Phil apprenticed with David Hilliard’s yard in Sussex before coming to Canada in 1969 where he started with McQueen’s, moving on to Grenfell, Celtic shipyards, and the B.C. Forest Service before going out on his own and working as an independent shipwright. One of his projects was the restoration of the well-known cutter Cresset, a winner in the first years of this festival. In 1979, he and his wife Sandra bought Cove Yachts in Maple Bay. Over the past 30 years they have built Cove Yachts from one set of ways into a full service yard, developing a sterling reputation in the wooden boat fraternity, for both commercial and yachts, hauling and doing complete repairs to boats up to 80 feet.

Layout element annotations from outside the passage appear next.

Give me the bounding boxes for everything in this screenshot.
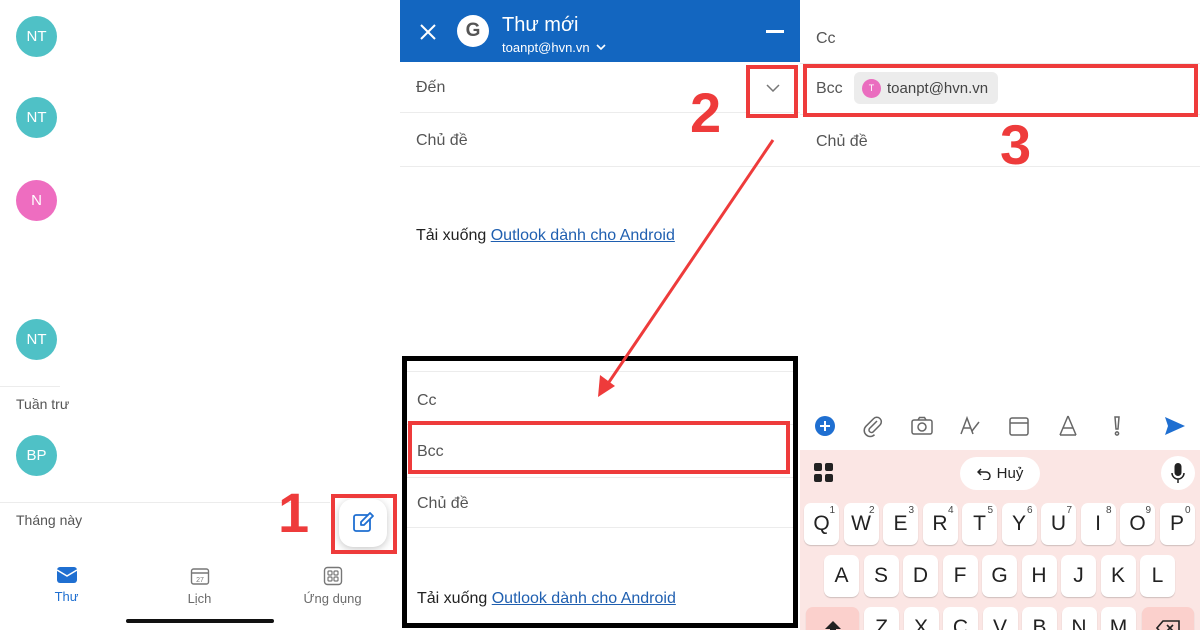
arrow-annotation bbox=[598, 139, 775, 397]
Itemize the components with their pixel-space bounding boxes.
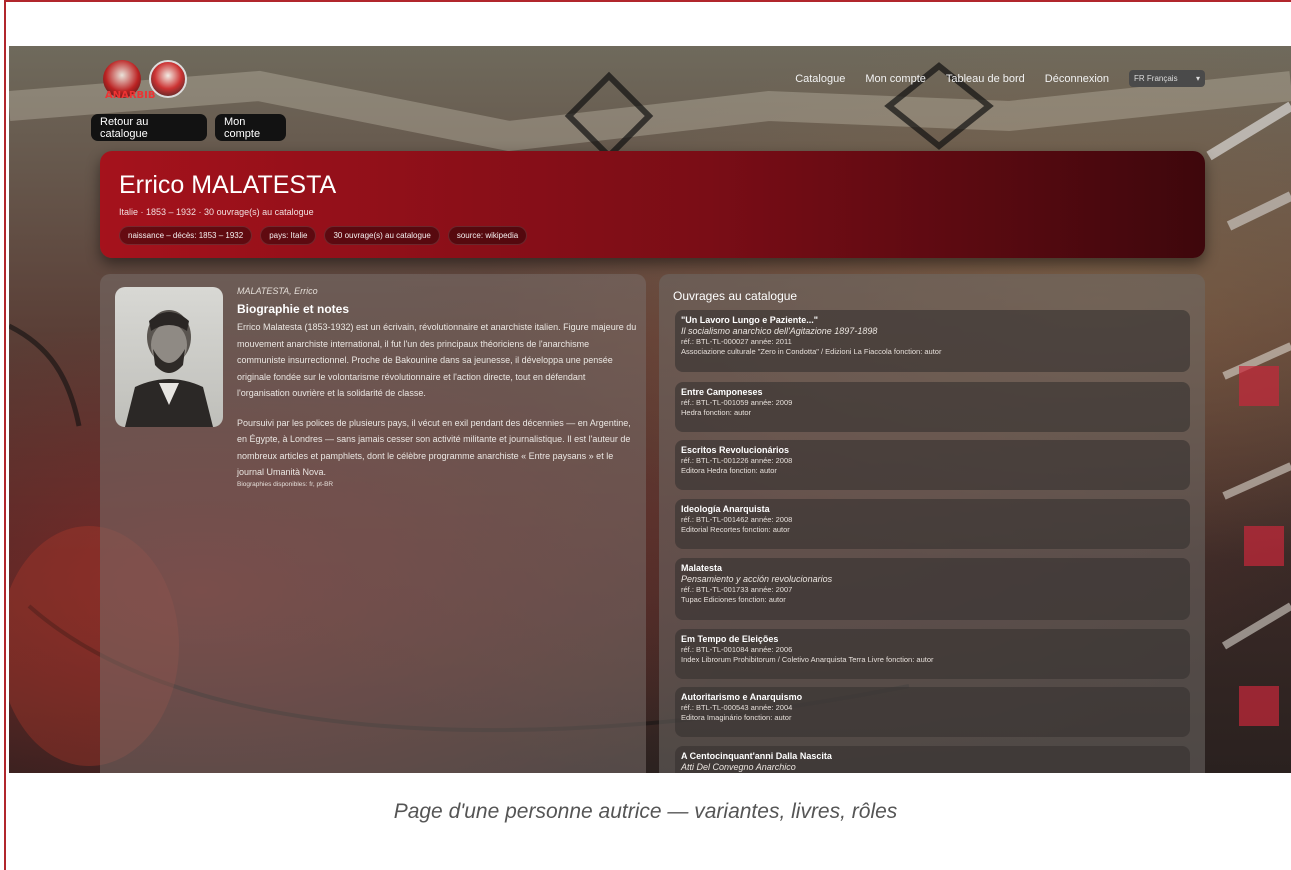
name-variant: MALATESTA, Errico (237, 286, 318, 296)
works-panel: Ouvrages au catalogue "Un Lavoro Lungo e… (659, 274, 1205, 773)
work-item[interactable]: Em Tempo de Eleições réf.: BTL-TL-001084… (675, 629, 1190, 679)
partner-logo[interactable] (149, 60, 187, 98)
work-reference: réf.: BTL-TL-001059 année: 2009 (681, 398, 793, 407)
top-navigation: Catalogue Mon compte Tableau de bord Déc… (795, 70, 1205, 87)
work-subtitle: Il socialismo anarchico dell'Agitazione … (681, 326, 878, 336)
author-subtitle: Italie · 1853 – 1932 · 30 ouvrage(s) au … (119, 207, 314, 217)
chip-source: source: wikipedia (447, 226, 528, 245)
work-subtitle: Pensamiento y acción revolucionarios (681, 574, 833, 584)
author-name: Errico MALATESTA (119, 171, 337, 199)
author-header: Errico MALATESTA Italie · 1853 – 1932 · … (100, 151, 1205, 258)
work-subtitle: Atti Del Convegno Anarchico (681, 762, 796, 772)
my-account-button[interactable]: Mon compte (215, 114, 286, 141)
app-screenshot: ANARBIB Catalogue Mon compte Tableau de … (9, 46, 1291, 773)
screenshot-caption: Page d'une personne autrice — variantes,… (393, 800, 898, 823)
nav-tableau-de-bord[interactable]: Tableau de bord (946, 73, 1025, 85)
biography-paragraph-2: Poursuivi par les polices de plusieurs p… (237, 417, 631, 478)
work-title: Autoritarismo e Anarquismo (681, 692, 803, 702)
work-publisher: Editora Imaginário fonction: autor (681, 713, 792, 722)
work-publisher: Tupac Ediciones fonction: autor (681, 595, 786, 604)
nav-catalogue[interactable]: Catalogue (795, 73, 845, 85)
work-title: A Centocinquant'anni Dalla Nascita (681, 751, 832, 761)
chip-works-count: 30 ouvrage(s) au catalogue (324, 226, 440, 245)
biography-paragraph-1: Errico Malatesta (1853-1932) est un écri… (237, 322, 637, 398)
work-publisher: Index Librorum Prohibitorum / Coletivo A… (681, 655, 934, 664)
work-publisher: Hedra fonction: autor (681, 408, 752, 417)
work-publisher: Editorial Recortes fonction: autor (681, 525, 790, 534)
work-item[interactable]: Entre Camponeses réf.: BTL-TL-001059 ann… (675, 382, 1190, 432)
chip-lifespan: naissance – décès: 1853 – 1932 (119, 226, 253, 245)
nav-mon-compte[interactable]: Mon compte (865, 73, 926, 85)
works-title: Ouvrages au catalogue (673, 289, 798, 303)
work-publisher: Associazione culturale "Zero in Condotta… (681, 347, 942, 356)
work-publisher: Editora Hedra fonction: autor (681, 466, 777, 475)
work-reference: réf.: BTL-TL-000027 année: 2011 (681, 337, 792, 346)
work-reference: réf.: BTL-TL-001084 année: 2006 (681, 645, 793, 654)
available-biographies: Biographies disponibles: fr, pt-BR (237, 480, 334, 488)
biography-text: MALATESTA, Errico Biographie et notes Er… (237, 286, 637, 488)
work-title: Em Tempo de Eleições (681, 634, 779, 644)
work-reference: réf.: BTL-TL-001226 année: 2008 (681, 456, 793, 465)
language-select-value: FR Français (1134, 74, 1178, 83)
work-title: Ideología Anarquista (681, 504, 770, 514)
work-item[interactable]: Autoritarismo e Anarquismo réf.: BTL-TL-… (675, 687, 1190, 737)
work-item[interactable]: A Centocinquant'anni Dalla Nascita Atti … (675, 746, 1190, 773)
language-select[interactable]: FR Français ▾ (1129, 70, 1205, 87)
frame-border-top (4, 0, 1291, 2)
work-item[interactable]: Escritos Revolucionários réf.: BTL-TL-00… (675, 440, 1190, 490)
work-reference: réf.: BTL-TL-001733 année: 2007 (681, 585, 793, 594)
work-title: Escritos Revolucionários (681, 445, 790, 455)
work-title: "Un Lavoro Lungo e Paziente..." (681, 315, 819, 325)
author-chips: naissance – décès: 1853 – 1932 pays: Ita… (119, 226, 528, 245)
work-reference: réf.: BTL-TL-001462 année: 2008 (681, 515, 793, 524)
frame-border-left (4, 0, 6, 870)
work-item[interactable]: Ideología Anarquista réf.: BTL-TL-001462… (675, 499, 1190, 549)
biography-panel: MALATESTA, Errico Biographie et notes Er… (100, 274, 646, 773)
work-title: Malatesta (681, 563, 723, 573)
back-to-catalogue-button[interactable]: Retour au catalogue (91, 114, 207, 141)
work-item[interactable]: "Un Lavoro Lungo e Paziente..." Il socia… (675, 310, 1190, 372)
chevron-down-icon: ▾ (1195, 74, 1200, 83)
work-item[interactable]: Malatesta Pensamiento y acción revolucio… (675, 558, 1190, 620)
nav-deconnexion[interactable]: Déconnexion (1045, 73, 1109, 85)
chip-country: pays: Italie (260, 226, 317, 245)
biography-title: Biographie et notes (237, 302, 350, 316)
anarbib-logo-text: ANARBIB (105, 90, 156, 101)
work-title: Entre Camponeses (681, 387, 763, 397)
work-reference: réf.: BTL-TL-000543 année: 2004 (681, 703, 793, 712)
author-portrait (115, 287, 223, 427)
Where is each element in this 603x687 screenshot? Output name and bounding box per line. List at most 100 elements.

Jacqueline is a Master Mariner whose love for sailing began as a child in the Netherlands. She has been involved in the recreational boating community since 1989 and is an Offshore Yachtmaster ISPA instructor. Commercially, Jacqueline has worked as master and officer on various vessels including cruise ships, the Halifax pilot boat, Canadian Coast Guard vessels, and various eco-tourism charter vessels on both the Pacific and Atlantic coasts of Canada. Her experience also includes many years on traditional sailing ships in Europe, the Caribbean, and Pacific Coast. She owned and operated the 90-foot Traditional Steel Schooner, White Raven II, which she sailed from the Netherlands to Vancouver. Jacqueline attended the North West School of Wooden Boat Building in 2000. She now lives on Gabriola Island where she operates a boat canvas and sail repair business. She also instructs various Transport Canada Certified Courses at Camosun College in Victoria.
Tad grew up in the BC coastal town of Pender Harbour, British Columbia, a logging and fishing hub, and always a haven for coastal characters. He studied at the Maine Maritime Academy (Yacht Design Institute) and then joined the Bruce King Design office in 1987 and spent 14 years there becoming principal designer, working on a diverse range of projects. In 2001, he returned to the West Coast, this time settling and opening an office in Silva Bay on Gabriola Island. He has continued to design and consult in both power and sail. Tad is instrumental in helping keep the working legacy of our coastal boat culture alive. His community activity on Gabriola Island include organizing the successful shipyard raid, which importantly helps engage youth in boats. He is presently working on a new project, Documenting Historic BC Boats, which includes a book and a web site, to help preserve our BC maritime heritage.